Es cierto que Parásitos, aparte de su impecable factura técnica, ha escogido una estrategia de comunicación universal, con referentes estéticos que rebasan su origen geográfico. Tan solo en su parte final, en su desenlace apocalíptico, primero, y turbador, al fin, se aparta Bong Joon-ho de esa koiné que es reconocible hoy en cualquier lugar del mundo; pues todo lo demás puede encajar dentro de los parámetros incluso de la sociedad norteamericana: los protagonistas son atractivos, las condiciones de vida, lo mismo en el registro alto que en el bajo, son globales, y hay guiños a la cultura occidental en el arte, en el vestido, en las costumbres, en los retratos, por no hablar del espíritu hitchcockiano que recorre el filme. A ello hay que añadir, sin duda, el tono con que se aborda el planteamiento más o menos obvio que sugiere el argumento: la colisión entre dos mundos aparentemente muy distintos, el de quienes tienen todo y el de quienes no tienen nada apenas, que entrevisto desde la comedia se hace más digestivo que desde la perspectiva del árido enfoque social.

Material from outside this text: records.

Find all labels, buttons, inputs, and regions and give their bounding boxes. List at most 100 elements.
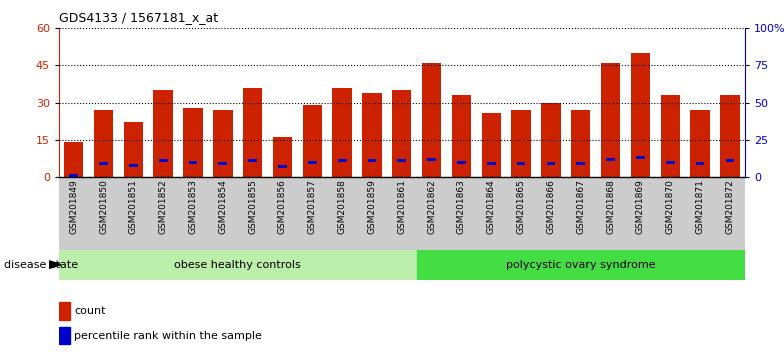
Bar bbox=[189, 161, 198, 164]
Text: GSM201852: GSM201852 bbox=[158, 179, 168, 234]
Bar bbox=[219, 162, 227, 165]
Bar bbox=[243, 88, 263, 177]
Bar bbox=[695, 162, 704, 165]
Bar bbox=[368, 159, 376, 162]
Text: GSM201865: GSM201865 bbox=[517, 179, 525, 234]
Bar bbox=[59, 327, 70, 344]
Bar bbox=[422, 63, 441, 177]
Bar bbox=[566, 28, 596, 177]
Bar bbox=[596, 177, 626, 250]
Bar bbox=[332, 88, 352, 177]
Bar bbox=[715, 28, 745, 177]
Bar bbox=[118, 177, 148, 250]
Bar bbox=[715, 177, 745, 250]
Text: GSM201872: GSM201872 bbox=[725, 179, 735, 234]
Text: GSM201849: GSM201849 bbox=[69, 179, 78, 234]
Text: GSM201857: GSM201857 bbox=[308, 179, 317, 234]
Bar bbox=[64, 142, 83, 177]
Bar bbox=[338, 159, 347, 162]
Bar bbox=[267, 28, 297, 177]
Bar bbox=[357, 28, 387, 177]
Bar bbox=[685, 28, 715, 177]
Bar bbox=[417, 250, 745, 280]
Bar bbox=[417, 28, 447, 177]
Bar bbox=[278, 165, 287, 168]
Text: GSM201855: GSM201855 bbox=[249, 179, 257, 234]
Bar bbox=[387, 28, 417, 177]
Text: GSM201851: GSM201851 bbox=[129, 179, 138, 234]
Bar bbox=[59, 302, 70, 320]
Bar bbox=[303, 105, 322, 177]
Text: GSM201858: GSM201858 bbox=[338, 179, 347, 234]
Bar bbox=[154, 90, 173, 177]
Text: GSM201853: GSM201853 bbox=[188, 179, 198, 234]
Bar bbox=[327, 28, 357, 177]
Bar bbox=[725, 159, 735, 162]
Text: percentile rank within the sample: percentile rank within the sample bbox=[74, 331, 263, 341]
Bar bbox=[183, 108, 203, 177]
Bar bbox=[477, 177, 506, 250]
Bar bbox=[213, 110, 233, 177]
Bar bbox=[691, 110, 710, 177]
Bar bbox=[357, 177, 387, 250]
Bar bbox=[392, 90, 412, 177]
Bar bbox=[89, 177, 118, 250]
Bar bbox=[626, 177, 655, 250]
Bar bbox=[457, 161, 466, 164]
Bar bbox=[666, 161, 674, 164]
Bar bbox=[517, 162, 525, 165]
Bar bbox=[208, 28, 238, 177]
Bar bbox=[129, 164, 138, 167]
Bar bbox=[447, 28, 477, 177]
Bar bbox=[267, 177, 297, 250]
Bar bbox=[636, 156, 644, 159]
Bar bbox=[148, 28, 178, 177]
Text: GSM201863: GSM201863 bbox=[457, 179, 466, 234]
Bar bbox=[571, 110, 590, 177]
Text: GSM201866: GSM201866 bbox=[546, 179, 555, 234]
Text: GSM201861: GSM201861 bbox=[397, 179, 406, 234]
Bar bbox=[506, 177, 536, 250]
Bar bbox=[94, 110, 113, 177]
Bar bbox=[178, 177, 208, 250]
Bar bbox=[238, 28, 267, 177]
Bar bbox=[720, 95, 739, 177]
Bar bbox=[397, 159, 406, 162]
Bar bbox=[238, 177, 267, 250]
Bar bbox=[297, 28, 327, 177]
Bar bbox=[59, 28, 89, 177]
Bar bbox=[249, 159, 257, 162]
Bar bbox=[118, 28, 148, 177]
Text: GSM201856: GSM201856 bbox=[278, 179, 287, 234]
Bar bbox=[601, 63, 620, 177]
Bar bbox=[308, 161, 317, 164]
Bar bbox=[273, 137, 292, 177]
Bar bbox=[327, 177, 357, 250]
Polygon shape bbox=[49, 261, 61, 268]
Text: count: count bbox=[74, 306, 106, 316]
Bar bbox=[487, 162, 495, 165]
Bar bbox=[506, 28, 536, 177]
Bar bbox=[297, 177, 327, 250]
Bar bbox=[417, 177, 447, 250]
Bar bbox=[124, 122, 143, 177]
Bar bbox=[427, 158, 436, 161]
Text: GSM201871: GSM201871 bbox=[695, 179, 705, 234]
Bar bbox=[477, 28, 506, 177]
Bar bbox=[596, 28, 626, 177]
Bar bbox=[626, 28, 655, 177]
Text: GSM201867: GSM201867 bbox=[576, 179, 586, 234]
Bar bbox=[661, 95, 680, 177]
Bar bbox=[69, 174, 78, 177]
Text: disease state: disease state bbox=[4, 260, 78, 270]
Bar bbox=[481, 113, 501, 177]
Bar bbox=[148, 177, 178, 250]
Bar bbox=[655, 177, 685, 250]
Bar bbox=[452, 95, 471, 177]
Bar bbox=[59, 177, 89, 250]
Bar bbox=[447, 177, 477, 250]
Bar bbox=[606, 158, 615, 161]
Bar bbox=[685, 177, 715, 250]
Bar bbox=[362, 93, 382, 177]
Text: GSM201868: GSM201868 bbox=[606, 179, 615, 234]
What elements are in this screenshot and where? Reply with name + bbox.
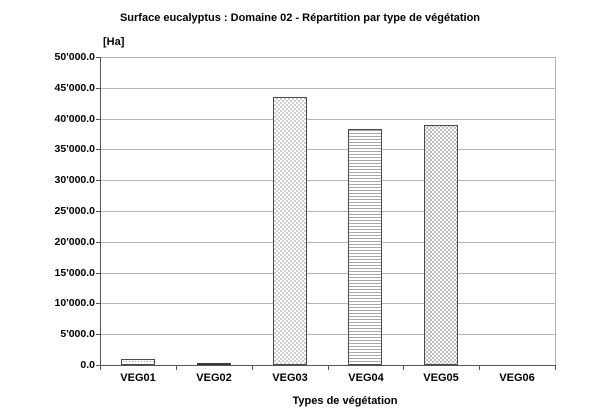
y-tick [96, 365, 100, 366]
x-category-label: VEG02 [196, 372, 232, 384]
x-tick [100, 366, 101, 370]
y-axis-line [100, 57, 101, 366]
y-axis-unit-label: [Ha] [103, 36, 125, 48]
plot-border-right [555, 57, 556, 365]
y-tick [96, 149, 100, 150]
y-tick-label: 45'000.0 [54, 82, 95, 94]
gridline [100, 273, 556, 274]
gridline [100, 303, 556, 304]
y-tick-label: 15'000.0 [54, 267, 95, 279]
y-tick [96, 57, 100, 58]
x-category-label: VEG01 [120, 372, 156, 384]
y-tick-label: 10'000.0 [54, 297, 95, 309]
y-tick [96, 303, 100, 304]
y-tick [96, 334, 100, 335]
bar-veg02 [197, 363, 231, 365]
x-tick [252, 366, 253, 370]
x-tick [403, 366, 404, 370]
x-category-label: VEG04 [348, 372, 384, 384]
x-axis-title: Types de végétation [292, 395, 398, 407]
y-tick-label: 0.0 [80, 359, 95, 371]
gridline [100, 334, 556, 335]
chart-title: Surface eucalyptus : Domaine 02 - Répart… [119, 12, 481, 24]
x-tick [328, 366, 329, 370]
x-tick [479, 366, 480, 370]
bar-veg05 [424, 125, 458, 365]
y-tick-label: 20'000.0 [54, 236, 95, 248]
y-tick [96, 211, 100, 212]
bar-veg04 [348, 129, 382, 365]
gridline [100, 57, 556, 58]
x-category-label: VEG06 [499, 372, 535, 384]
y-tick-label: 40'000.0 [54, 113, 95, 125]
y-tick-label: 5'000.0 [60, 328, 95, 340]
x-category-label: VEG03 [272, 372, 308, 384]
bar-veg03 [273, 97, 307, 365]
y-tick [96, 180, 100, 181]
gridline [100, 211, 556, 212]
gridline [100, 149, 556, 150]
y-tick [96, 88, 100, 89]
y-tick [96, 242, 100, 243]
y-tick-label: 25'000.0 [54, 205, 95, 217]
gridline [100, 180, 556, 181]
x-axis-line [100, 365, 556, 366]
gridline [100, 119, 556, 120]
gridline [100, 242, 556, 243]
bar-veg01 [121, 359, 155, 365]
y-tick-label: 30'000.0 [54, 174, 95, 186]
x-category-label: VEG05 [423, 372, 459, 384]
y-tick-label: 35'000.0 [54, 143, 95, 155]
x-tick [555, 366, 556, 370]
x-tick [176, 366, 177, 370]
gridline [100, 88, 556, 89]
y-tick [96, 273, 100, 274]
y-tick-label: 50'000.0 [54, 51, 95, 63]
y-tick [96, 119, 100, 120]
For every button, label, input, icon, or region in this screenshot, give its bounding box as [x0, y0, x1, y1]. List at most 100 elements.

De esa colisión no sale nadie indemne, porque no hay personajes “buenos” ni equilibrados en Parásitos: es difícil escrutar hasta qué punto el determinismo que acompaña a los dos estratos sociales puestos en la picota es en realidad eso, determinismo, o tal vez incapacidad de desprenderse de las limitaciones propias (ese “olor” de los pobres que no desaparece, del que habla el rico Park). En ese sentido, es significativo el pasaje en que los Kim ocupan la vivienda de los Park: a pesar de sus estudios (sufragados por el estado coreano) y de su vivaz inteligencia natural, no pueden renunciar a comportarse como vándalos, como los impostores que realmente son. Se ha hablado de que la película expone los resultados extremos de una lucha de clases, lo cual no parece atinado. En realidad, Parásitos pone el dedo en la llaga de una extraña realidad cada vez más extendida y que, no obstante, nada a contracorriente en el sistema vigente: el hecho de que a pesar de tener todos los medios al alcance de la mano para modificar la realidad, esta sigue un curso dominado por reglas atávicas e inmutables. El acceso a la educación, antaño vía tan difícil como segura para labrarse el porvenir, hoy es un bien universal que ha quedado despojado de contenido y de posibilidades. Existe, en realidad, una cada vez más poderosa contracultura –aquel concepto tan certero de Roszak–, un movimiento creciente de hordas de alucinados por el sistema, de damnificados por el espejismo de que las libertades y la instrucción allanarían cualquier obstáculo y harían la vida más amable, de que todos ellos tendrían cabida en el Post-Paraíso ideal. Esas hordas ya han entrado en el sistema inmunológico del nuevo Edén y solo queda aguardar el resultado de la próxima analítica mundial.